Yinka’s theory is audacious, yet heartbreakingly plausible: Kemi didn’t fall from grace, she was raised in a house where love may have worn a mask, or not shown up at all. And if that’s too deep for some, here’s the surface-level tea, no child bathed in warmth and cultural pride grows up spewing this much disdain for their origins.

And listen, this isn’t just a Kemi issue, it’s generational. I remember being younger and feeling almost allergic to my Nigerianness. Not because I didn’t love it, but because I was made to feel it wasn’t enough. Watching childhood friends relocate abroad only to suddenly drop the “Naija” from their tongue like hot coal, or children of immigrants proudly saying they’re “not Nigerian”? It hurt.
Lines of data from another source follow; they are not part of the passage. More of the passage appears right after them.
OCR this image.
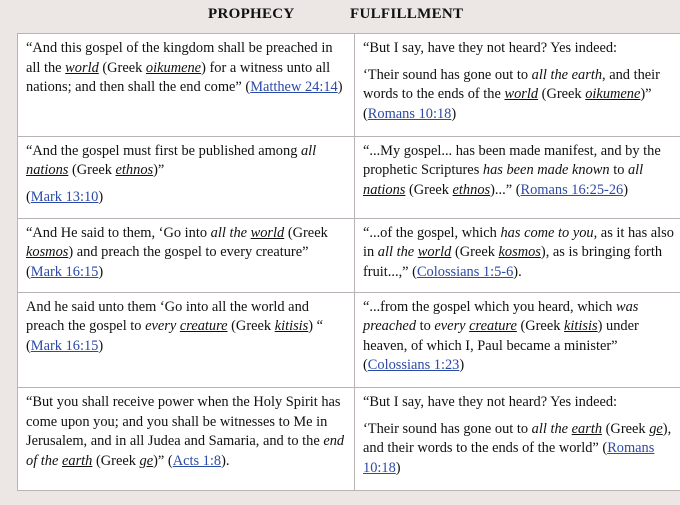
PROPHECY	FULFILLMENT

“And this gospel of the kingdom shall be preached in all the world (Greek oikumene) for a witness unto all nations; and then shall the end come” (Matthew 24:14)	“But I say, have they not heard? Yes indeed:

‘Their sound has gone out to all the earth, and their words to the ends of the world (Greek oikumene)” (Romans 10:18)

“And the gospel must first be published among all nations (Greek ethnos)”

(Mark 13:10)	“...My gospel... has been made manifest, and by the prophetic Scriptures has been made known to all nations (Greek ethnos)...” (Romans 16:25-26)

“And He said to them, ‘Go into all the world (Greek kosmos) and preach the gospel to every creature” (Mark 16:15)	“...of the gospel, which has come to you, as it has also in all the world (Greek kosmos), as is bringing forth fruit...,” (Colossians 1:5-6).

And he said unto them ‘Go into all the world and preach the gospel to every creature (Greek kitisis) “ (Mark 16:15)	“...from the gospel which you heard, which was preached to every creature (Greek kitisis) under heaven, of which I, Paul became a minister” (Colossians 1:23)

“But you shall receive power when the Holy Spirit has come upon you; and you shall be witnesses to Me in Jerusalem, and in all Judea and Samaria, and to the end of the earth (Greek ge)” (Acts 1:8).	“But I say, have they not heard? Yes indeed:

‘Their sound has gone out to all the earth (Greek ge), and their words to the ends of the world” (Romans 10:18)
But it also revealed something insidious: this shame was taught. It trickled down from parents who, consciously or not, glorified elsewhere and belittled home. No child wakes up one day hating where they come from, it’s learned. It’s inherited. And for too long, we’ve let that slide. Only recently, thanks to TikTok, Nollywood glow-ups, Afrobeats and loud diaspora pride, we are finally rewriting that narrative. But some, like Kemi, are still stuck in the script of shame. That builds a distorted identity and self image.
Yinka’s post is a sociopolitical slap wrapped in cultural honesty. And frankly, it’s time more of us asked the same question: Who hurt you, Kemi? And why do we all have to pay for it?